Le 4 novembre 1982, Monsieur Hulot parachevait sa disparition inéluctable. Deux jours après, le très regretté Serge Daney lui rendit un magnifique hommage dans les colonnes de Libération. Extraits: (…) «Jacques Tatischeff, dit Tati a inventé le son moderne au cinéma. Comme on dit dans ces cas-là: tous lui devront tout. Il l’a fait en suivant son génie comique, en faisant rire. Il ne lui suffisait pas d’être un clown génial, de savoir mimer le tennis, le trafic automobile ou l’angoisse du gardien de but au moment du penalty, il fallait qu’il fasse d’un film une création entière. Un auteur, si le mot a un sens. Tout le monde se souvient d’un bruit de porte dans «Les vacances de Monsieur Hulot», d’un insecte dans «Jour de fête», d’une balle de ping-pong qui double des bruits de pas dans «Playtime». Il n’avait pas besoin de décomposer le film en pénibles étapes (scénario, dialogues, mise en scène, musique), tout lui venait en une fois. Et après, il se mettait au travail. Seul, depuis Buster Keaton, Tati a réussi à faire rire le plus grand nombre au spectacle des choses en train de se «décomposer». L’analyse comme produit d’une furieuse synthèse.

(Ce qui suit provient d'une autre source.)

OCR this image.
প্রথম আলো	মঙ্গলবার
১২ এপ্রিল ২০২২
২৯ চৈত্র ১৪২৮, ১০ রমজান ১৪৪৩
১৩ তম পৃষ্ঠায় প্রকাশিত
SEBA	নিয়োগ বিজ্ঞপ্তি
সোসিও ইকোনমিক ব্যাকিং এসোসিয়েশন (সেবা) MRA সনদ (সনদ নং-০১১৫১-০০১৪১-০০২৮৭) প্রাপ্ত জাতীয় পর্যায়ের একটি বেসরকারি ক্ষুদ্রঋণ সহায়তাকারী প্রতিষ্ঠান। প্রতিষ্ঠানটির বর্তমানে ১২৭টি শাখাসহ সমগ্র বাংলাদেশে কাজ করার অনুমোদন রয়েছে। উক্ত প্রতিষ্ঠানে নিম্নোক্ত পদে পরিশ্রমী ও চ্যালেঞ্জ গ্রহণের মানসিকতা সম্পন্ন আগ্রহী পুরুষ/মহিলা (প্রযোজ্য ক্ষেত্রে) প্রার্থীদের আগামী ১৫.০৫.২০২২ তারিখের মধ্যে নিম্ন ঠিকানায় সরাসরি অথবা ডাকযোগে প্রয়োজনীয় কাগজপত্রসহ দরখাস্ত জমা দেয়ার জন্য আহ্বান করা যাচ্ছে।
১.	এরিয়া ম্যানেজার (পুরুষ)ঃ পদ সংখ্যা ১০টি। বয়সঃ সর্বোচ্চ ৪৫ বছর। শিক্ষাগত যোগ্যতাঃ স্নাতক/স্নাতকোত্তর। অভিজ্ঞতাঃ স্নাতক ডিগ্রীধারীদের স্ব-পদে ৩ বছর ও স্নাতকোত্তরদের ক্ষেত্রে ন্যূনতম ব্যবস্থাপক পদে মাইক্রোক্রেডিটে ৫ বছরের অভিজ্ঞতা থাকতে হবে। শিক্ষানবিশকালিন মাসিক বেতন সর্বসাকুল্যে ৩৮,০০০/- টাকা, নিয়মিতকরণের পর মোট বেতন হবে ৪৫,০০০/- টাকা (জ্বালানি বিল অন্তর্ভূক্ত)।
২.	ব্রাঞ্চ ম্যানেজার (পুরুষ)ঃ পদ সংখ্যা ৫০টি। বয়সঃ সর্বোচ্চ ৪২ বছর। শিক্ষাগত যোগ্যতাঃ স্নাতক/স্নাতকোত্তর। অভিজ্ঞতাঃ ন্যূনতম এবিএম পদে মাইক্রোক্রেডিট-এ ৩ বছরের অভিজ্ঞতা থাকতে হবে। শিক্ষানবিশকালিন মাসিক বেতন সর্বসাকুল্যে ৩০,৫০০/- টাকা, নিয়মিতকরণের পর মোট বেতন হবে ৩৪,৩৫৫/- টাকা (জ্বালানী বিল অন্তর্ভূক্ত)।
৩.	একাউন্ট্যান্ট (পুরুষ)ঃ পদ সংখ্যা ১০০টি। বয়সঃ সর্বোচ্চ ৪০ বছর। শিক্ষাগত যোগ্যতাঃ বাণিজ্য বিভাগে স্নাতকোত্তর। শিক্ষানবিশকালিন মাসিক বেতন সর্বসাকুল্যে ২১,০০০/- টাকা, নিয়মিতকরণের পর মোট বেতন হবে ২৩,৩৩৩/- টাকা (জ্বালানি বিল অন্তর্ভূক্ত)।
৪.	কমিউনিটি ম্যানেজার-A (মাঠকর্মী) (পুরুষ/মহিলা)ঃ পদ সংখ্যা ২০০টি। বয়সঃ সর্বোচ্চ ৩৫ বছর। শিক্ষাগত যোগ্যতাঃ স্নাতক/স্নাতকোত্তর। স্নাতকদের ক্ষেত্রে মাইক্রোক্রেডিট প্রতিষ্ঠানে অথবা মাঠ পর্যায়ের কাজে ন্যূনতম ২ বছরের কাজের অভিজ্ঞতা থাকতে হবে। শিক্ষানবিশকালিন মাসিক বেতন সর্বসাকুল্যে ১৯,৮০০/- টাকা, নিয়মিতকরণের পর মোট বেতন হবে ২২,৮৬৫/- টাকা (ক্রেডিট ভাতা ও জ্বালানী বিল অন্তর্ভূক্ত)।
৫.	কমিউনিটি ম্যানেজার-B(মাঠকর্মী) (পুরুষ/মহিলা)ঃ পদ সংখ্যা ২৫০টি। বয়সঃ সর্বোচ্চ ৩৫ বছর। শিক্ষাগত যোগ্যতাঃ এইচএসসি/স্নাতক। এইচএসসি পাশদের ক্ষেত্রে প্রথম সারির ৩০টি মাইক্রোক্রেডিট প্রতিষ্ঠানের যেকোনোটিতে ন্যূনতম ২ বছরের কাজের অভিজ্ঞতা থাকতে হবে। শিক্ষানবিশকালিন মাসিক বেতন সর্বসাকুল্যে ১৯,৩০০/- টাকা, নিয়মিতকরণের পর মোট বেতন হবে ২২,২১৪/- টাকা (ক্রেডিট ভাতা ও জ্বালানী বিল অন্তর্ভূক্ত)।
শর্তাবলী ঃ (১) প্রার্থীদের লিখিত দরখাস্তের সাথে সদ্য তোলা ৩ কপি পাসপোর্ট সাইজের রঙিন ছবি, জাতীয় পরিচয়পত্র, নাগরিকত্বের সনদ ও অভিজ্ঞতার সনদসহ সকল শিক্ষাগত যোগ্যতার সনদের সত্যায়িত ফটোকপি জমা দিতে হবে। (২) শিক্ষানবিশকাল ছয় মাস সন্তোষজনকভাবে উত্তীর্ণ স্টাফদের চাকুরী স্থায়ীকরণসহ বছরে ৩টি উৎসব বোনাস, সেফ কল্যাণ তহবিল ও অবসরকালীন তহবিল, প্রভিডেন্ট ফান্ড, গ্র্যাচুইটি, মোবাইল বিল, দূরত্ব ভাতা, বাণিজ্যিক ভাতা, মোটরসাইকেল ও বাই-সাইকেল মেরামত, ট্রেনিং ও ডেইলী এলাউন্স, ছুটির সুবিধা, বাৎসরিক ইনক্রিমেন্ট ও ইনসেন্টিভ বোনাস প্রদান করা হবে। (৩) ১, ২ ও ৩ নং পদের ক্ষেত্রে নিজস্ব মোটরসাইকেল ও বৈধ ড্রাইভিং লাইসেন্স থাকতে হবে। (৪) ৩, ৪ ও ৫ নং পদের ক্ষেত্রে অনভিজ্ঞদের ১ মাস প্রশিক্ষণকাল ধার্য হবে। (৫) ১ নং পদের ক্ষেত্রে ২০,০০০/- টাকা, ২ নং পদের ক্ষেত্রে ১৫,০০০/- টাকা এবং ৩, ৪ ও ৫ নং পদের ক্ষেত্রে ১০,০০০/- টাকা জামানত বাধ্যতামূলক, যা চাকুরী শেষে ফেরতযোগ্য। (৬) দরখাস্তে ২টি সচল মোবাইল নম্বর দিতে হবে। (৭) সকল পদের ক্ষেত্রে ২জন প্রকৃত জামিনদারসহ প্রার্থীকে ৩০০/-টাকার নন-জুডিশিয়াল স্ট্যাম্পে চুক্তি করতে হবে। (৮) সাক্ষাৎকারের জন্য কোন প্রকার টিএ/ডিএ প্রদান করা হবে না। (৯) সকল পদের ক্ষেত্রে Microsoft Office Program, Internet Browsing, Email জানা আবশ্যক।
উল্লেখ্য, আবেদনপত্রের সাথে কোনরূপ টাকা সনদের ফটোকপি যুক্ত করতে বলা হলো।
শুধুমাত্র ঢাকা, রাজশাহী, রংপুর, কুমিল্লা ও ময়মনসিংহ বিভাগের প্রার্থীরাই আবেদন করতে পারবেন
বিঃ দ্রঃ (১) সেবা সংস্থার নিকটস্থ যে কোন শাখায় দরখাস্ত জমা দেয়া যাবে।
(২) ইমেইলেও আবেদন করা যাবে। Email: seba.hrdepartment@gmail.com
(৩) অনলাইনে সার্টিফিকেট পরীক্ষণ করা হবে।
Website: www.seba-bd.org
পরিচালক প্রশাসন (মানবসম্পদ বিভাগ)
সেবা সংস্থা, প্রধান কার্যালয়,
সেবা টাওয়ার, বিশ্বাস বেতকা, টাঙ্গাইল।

Né entre «Mon Oncle» et «Playtime»

Il avait pour cela besoin de l’intelligence du public, comme un trapéziste a besoin d’un filet. Car il ne racontait pas vraiment des histoires, il lançait des coups de sonde d’ethnologue rigolard dans la société française, la seule qui l’intéressait, parce qu’il en faisait tellement partie, la voyant comme une tribu sympathique, mais en perpétuel devenir. Un moment, au lieu de gérer l’image d’un Hulot devenu pépère, il abandonne son double, en fait une citation vivante, le patron discret d’un petit monde, l’observateur le mieux placé dans ses métamorphoses. Car ses attaques contre le monde moderne et le conservatisme étroit de ses propos ne doivent pas masquer le fait que ce monde moderne, il l’a filmé mieux que n’importe qui. Mieux: il l’a, en partie, inventé. Un grand «designer». Chaque génération de petits Français depuis la guerre a grandi entre deux métamorphoses de Tati. Au lieu de dire bêtement, je suis né telle année, on devrait dire: je suis né entre «Jour de fête» et «Les vacances de Monsieur Hulot», entre «Les vacances de Monsieur Hulot» et «Mon oncle», entre «Mon oncle» et «Playtime». Après «Playtime». Lui, de toute façon, était seul.»